Ein herrlicher Sonntag im Frühling. Die Sonne scheint und die 20-Grad-Marke ist längst geknackt: ideales Wetter für einen Ausflug! Doch was unternehmen? Zum Baden ist es noch zu kalt, das Wandern ist nicht jedermanns (beziehungsweise jedes Kindes) Sache, und Radfahren war erst gestern an der Reihe. Ein neuer Freizeitspaß muss her, der Bewegung an der frischen Luft mit genau dem Quäntchen Action verbindet, das so mancher beim Wandern vermisst. Mein Vorschlag: 3D-Bogenschießen!

Von der Waffe zum Sportgerät

Bogenschießen ist eine der ältesten Jagdformen der Menschen, und Pfeil und Bogen wurden lange Zeit auch als Waffe in kriegerischen Auseinandersetzungen verwendet. Damit hat der heutige Bogensport natürlich nichts mehr zu tun. Das Schießen auf standardisierte Zielscheiben ist eine anerkannte Sportart und seit dem Jahr 1972 sogar olympisch. Eine besondere Form des Bogenschießens stellt das sogenannte 3D-Schießen dar, das sich mittlerweile zu einem beliebten Freizeiterlebnis für Alt und Jung entwickelt hat.

Freizeitspaß im Wald

Beim 3D-Bogenschießen werden die Wurzeln des Bogensports wieder aufgegriffen: die Jagd. Dabei gilt es, anstelle einer Zielscheibe 3D-Tiere aus Schaumstoff zu treffen. Um die Jagd möglichst realistisch zu gestalten, werden die lebensechten Figuren in einem Parcours angeordnet, der meist durch idyllische Wälder und Wiesen führt. Die Anzahl der Ziele variiert, liegt jedoch meist bei rund dreißig Tieren. Jeder Schütze hat jeweils drei Versuche, die Figur zu treffen. Gewisse Bereiche in Herz- und Lungennähe sind dabei durch Kreise markiert: Landet der Pfeil in einer dieser Zonen, steigt auch die Punktezahl.
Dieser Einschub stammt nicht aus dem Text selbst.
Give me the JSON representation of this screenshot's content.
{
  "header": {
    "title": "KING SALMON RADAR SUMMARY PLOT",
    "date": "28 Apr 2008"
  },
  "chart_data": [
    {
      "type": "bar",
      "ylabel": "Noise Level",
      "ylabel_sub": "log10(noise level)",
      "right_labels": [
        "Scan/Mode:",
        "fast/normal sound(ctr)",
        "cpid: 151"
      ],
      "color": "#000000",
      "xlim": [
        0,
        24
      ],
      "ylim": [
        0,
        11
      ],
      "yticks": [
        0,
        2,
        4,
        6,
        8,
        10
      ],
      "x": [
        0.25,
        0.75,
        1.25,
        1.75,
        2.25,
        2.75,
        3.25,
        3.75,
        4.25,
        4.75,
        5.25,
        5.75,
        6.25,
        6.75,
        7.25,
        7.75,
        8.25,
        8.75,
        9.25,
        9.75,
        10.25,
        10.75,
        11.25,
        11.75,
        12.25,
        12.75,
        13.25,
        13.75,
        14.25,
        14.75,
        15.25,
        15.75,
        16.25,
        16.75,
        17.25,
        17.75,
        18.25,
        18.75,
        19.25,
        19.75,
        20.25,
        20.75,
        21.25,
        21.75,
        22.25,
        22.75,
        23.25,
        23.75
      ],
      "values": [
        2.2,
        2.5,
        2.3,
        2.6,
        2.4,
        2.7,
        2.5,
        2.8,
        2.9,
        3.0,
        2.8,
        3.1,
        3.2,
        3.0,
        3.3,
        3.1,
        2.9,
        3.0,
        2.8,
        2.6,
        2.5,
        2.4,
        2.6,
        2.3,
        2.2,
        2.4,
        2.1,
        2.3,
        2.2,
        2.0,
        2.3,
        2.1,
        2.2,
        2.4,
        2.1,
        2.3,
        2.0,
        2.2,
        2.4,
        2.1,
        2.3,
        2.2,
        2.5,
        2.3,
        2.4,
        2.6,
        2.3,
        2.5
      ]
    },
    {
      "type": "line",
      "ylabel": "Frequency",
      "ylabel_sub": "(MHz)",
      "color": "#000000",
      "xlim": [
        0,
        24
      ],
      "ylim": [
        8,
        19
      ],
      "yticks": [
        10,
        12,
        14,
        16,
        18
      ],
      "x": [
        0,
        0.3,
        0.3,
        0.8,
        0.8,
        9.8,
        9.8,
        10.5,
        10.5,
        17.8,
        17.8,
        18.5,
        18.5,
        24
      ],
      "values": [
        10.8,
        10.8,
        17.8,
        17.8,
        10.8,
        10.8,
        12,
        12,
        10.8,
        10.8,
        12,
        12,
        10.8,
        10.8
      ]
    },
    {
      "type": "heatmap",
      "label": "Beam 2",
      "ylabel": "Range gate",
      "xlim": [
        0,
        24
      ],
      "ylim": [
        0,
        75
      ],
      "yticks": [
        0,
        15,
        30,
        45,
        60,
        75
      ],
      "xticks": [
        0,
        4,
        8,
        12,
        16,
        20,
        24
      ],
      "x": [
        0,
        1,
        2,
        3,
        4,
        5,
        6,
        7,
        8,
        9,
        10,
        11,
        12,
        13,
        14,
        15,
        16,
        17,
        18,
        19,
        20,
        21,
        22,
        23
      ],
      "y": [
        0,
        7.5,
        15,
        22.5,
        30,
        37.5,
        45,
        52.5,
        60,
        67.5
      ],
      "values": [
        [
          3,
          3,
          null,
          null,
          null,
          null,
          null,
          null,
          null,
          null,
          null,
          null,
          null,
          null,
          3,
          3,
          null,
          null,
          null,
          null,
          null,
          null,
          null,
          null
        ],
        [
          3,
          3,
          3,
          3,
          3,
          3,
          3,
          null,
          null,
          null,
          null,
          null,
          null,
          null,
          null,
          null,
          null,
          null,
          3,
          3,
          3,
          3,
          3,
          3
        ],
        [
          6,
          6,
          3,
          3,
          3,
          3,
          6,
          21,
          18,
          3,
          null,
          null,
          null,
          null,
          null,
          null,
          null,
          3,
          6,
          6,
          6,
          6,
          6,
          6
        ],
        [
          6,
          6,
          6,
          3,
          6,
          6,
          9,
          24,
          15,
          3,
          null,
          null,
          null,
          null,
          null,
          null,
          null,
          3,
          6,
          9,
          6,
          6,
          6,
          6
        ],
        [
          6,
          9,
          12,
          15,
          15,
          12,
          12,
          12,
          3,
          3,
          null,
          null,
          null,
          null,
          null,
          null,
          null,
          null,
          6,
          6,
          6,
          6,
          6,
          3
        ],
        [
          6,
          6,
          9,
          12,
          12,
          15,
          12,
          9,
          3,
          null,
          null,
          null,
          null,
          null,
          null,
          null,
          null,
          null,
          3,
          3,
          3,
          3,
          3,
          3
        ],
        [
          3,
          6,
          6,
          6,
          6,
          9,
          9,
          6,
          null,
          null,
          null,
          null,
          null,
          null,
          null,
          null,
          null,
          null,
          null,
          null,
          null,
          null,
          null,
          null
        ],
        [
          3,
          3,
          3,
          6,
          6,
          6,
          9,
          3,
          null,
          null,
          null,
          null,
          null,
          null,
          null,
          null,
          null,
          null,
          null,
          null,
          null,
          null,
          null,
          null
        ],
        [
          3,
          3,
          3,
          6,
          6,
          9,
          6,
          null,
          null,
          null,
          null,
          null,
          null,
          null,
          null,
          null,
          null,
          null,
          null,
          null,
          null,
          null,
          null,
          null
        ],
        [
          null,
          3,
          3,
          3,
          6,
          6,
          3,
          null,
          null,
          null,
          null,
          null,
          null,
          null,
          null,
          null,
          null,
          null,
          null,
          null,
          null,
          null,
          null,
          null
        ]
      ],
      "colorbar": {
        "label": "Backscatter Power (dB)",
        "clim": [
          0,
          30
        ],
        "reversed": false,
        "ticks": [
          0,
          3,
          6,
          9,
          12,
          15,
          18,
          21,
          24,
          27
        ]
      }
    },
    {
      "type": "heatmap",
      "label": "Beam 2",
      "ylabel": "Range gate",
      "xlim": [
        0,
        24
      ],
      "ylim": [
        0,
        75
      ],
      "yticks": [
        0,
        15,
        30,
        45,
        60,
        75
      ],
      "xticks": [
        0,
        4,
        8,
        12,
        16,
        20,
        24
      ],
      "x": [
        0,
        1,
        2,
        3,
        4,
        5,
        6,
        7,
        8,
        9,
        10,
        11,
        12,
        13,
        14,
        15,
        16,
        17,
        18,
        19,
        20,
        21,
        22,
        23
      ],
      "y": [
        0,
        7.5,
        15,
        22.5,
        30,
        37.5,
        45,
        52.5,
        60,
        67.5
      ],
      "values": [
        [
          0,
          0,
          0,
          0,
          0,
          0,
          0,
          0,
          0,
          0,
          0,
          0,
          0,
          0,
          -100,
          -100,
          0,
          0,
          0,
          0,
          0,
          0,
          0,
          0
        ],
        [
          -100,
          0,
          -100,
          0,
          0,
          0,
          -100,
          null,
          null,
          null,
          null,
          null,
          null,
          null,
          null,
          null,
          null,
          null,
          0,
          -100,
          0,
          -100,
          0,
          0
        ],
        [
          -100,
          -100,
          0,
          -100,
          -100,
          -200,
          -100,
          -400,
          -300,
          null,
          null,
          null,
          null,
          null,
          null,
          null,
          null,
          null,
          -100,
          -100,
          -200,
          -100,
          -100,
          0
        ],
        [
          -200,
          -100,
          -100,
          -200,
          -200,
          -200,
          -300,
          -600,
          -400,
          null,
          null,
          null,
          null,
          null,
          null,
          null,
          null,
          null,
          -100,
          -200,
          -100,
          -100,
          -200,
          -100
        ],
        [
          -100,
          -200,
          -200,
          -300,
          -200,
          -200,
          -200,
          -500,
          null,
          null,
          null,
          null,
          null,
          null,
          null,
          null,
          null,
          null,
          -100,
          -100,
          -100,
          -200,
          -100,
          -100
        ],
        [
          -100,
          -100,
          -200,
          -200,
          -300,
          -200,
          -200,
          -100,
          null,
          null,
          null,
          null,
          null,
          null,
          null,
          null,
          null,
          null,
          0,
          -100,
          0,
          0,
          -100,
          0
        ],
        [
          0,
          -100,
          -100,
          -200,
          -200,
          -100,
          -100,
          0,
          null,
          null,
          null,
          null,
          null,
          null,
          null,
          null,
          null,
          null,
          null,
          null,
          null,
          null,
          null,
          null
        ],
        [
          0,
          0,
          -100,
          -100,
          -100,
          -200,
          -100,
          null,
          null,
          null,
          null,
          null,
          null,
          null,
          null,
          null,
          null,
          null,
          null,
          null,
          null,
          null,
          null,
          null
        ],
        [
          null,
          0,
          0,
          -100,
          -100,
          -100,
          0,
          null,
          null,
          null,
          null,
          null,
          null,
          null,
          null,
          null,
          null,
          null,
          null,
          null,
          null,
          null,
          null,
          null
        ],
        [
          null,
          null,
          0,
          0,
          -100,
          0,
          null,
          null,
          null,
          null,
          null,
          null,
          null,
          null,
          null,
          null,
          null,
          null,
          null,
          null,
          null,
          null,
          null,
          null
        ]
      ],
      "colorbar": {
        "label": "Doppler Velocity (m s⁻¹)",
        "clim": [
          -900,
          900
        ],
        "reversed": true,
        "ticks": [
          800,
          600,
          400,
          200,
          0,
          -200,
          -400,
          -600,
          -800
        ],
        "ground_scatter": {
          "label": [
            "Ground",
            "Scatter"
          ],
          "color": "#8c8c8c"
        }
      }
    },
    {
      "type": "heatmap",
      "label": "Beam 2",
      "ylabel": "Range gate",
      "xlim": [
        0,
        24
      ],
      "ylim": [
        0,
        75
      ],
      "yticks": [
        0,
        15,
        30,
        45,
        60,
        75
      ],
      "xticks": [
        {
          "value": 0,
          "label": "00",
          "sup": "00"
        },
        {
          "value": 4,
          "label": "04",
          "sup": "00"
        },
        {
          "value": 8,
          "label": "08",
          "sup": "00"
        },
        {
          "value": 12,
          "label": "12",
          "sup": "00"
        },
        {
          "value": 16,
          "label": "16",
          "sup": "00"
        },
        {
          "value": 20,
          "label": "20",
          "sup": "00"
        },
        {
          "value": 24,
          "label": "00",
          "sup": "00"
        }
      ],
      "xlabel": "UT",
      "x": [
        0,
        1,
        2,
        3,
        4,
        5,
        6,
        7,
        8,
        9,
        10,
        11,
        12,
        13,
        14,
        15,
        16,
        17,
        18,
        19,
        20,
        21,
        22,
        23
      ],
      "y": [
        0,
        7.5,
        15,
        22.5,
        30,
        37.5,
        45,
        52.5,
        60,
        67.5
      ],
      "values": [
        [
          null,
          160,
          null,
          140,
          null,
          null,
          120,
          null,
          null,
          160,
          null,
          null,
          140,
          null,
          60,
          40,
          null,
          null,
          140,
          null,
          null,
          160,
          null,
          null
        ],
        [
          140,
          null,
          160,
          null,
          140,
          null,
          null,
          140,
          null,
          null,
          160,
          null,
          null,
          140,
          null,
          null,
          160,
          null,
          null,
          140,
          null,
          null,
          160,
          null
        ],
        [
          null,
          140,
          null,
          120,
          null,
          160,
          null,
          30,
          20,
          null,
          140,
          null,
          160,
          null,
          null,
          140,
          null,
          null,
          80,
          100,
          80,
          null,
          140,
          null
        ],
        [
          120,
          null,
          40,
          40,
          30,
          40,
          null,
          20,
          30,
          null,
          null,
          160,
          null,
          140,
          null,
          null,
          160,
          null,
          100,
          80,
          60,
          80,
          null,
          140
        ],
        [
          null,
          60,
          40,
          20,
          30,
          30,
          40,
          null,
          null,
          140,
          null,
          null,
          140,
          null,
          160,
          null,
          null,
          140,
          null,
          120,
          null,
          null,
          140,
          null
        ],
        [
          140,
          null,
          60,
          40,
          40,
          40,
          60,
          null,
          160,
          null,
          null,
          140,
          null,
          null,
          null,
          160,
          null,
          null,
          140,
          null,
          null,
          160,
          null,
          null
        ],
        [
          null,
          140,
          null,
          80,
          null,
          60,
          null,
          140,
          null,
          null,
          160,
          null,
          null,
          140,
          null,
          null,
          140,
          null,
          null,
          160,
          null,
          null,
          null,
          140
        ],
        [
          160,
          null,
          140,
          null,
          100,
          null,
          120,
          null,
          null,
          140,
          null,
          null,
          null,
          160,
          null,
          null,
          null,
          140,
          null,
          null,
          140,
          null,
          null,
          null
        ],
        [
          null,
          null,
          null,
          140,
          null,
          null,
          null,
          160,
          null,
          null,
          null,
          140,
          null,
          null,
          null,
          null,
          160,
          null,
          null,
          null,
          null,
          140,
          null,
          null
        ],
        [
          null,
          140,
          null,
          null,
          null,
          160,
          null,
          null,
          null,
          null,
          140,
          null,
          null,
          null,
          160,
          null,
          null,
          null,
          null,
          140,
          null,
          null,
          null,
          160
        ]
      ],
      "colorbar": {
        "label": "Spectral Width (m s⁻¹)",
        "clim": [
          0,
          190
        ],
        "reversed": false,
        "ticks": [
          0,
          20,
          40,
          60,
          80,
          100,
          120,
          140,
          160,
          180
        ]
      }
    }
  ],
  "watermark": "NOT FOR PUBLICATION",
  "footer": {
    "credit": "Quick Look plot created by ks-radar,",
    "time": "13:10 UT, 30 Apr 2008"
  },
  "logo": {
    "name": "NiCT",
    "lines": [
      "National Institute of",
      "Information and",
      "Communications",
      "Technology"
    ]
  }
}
Eine ruhige Hand ist also gefragt!

Perfektes Ausdauer- und Geschicklichkeitstraining

3D-Bogenschießen macht nicht nur jede Menge Spaß, auch der sportliche Aspekt kommt nicht zu kurz. So werden Konzentrationsvermögen, Geschicklichkeit und Treffsicherheit ganz nebenbei und spielerisch geschult. Außerdem kann die Wanderung durch das oftmals hügelige Gelände – je nach Anzahl der Schützen und Länge des Parcours – schon mal drei bis vier Stunden dauern. Wem das noch immer zu unsportlich ist, der kann die Strecke als besondere Herausforderung auch im Laufschritt absolvieren.

Mein Tipp: In Österreich gibt es zahlreiche 3D-Bogenparcours. Wenn du über keine eigene Ausrüstung verfügst, kann du dir Bogen, Pfeile und Armschutz meist direkt beim Anbieter ausleihen. Am besten du erkundigst dich im Vorhinein über Öffnungszeiten, Preise und Verleihmöglichkeiten, damit es vor Ort keine bösen Überraschungen gibt.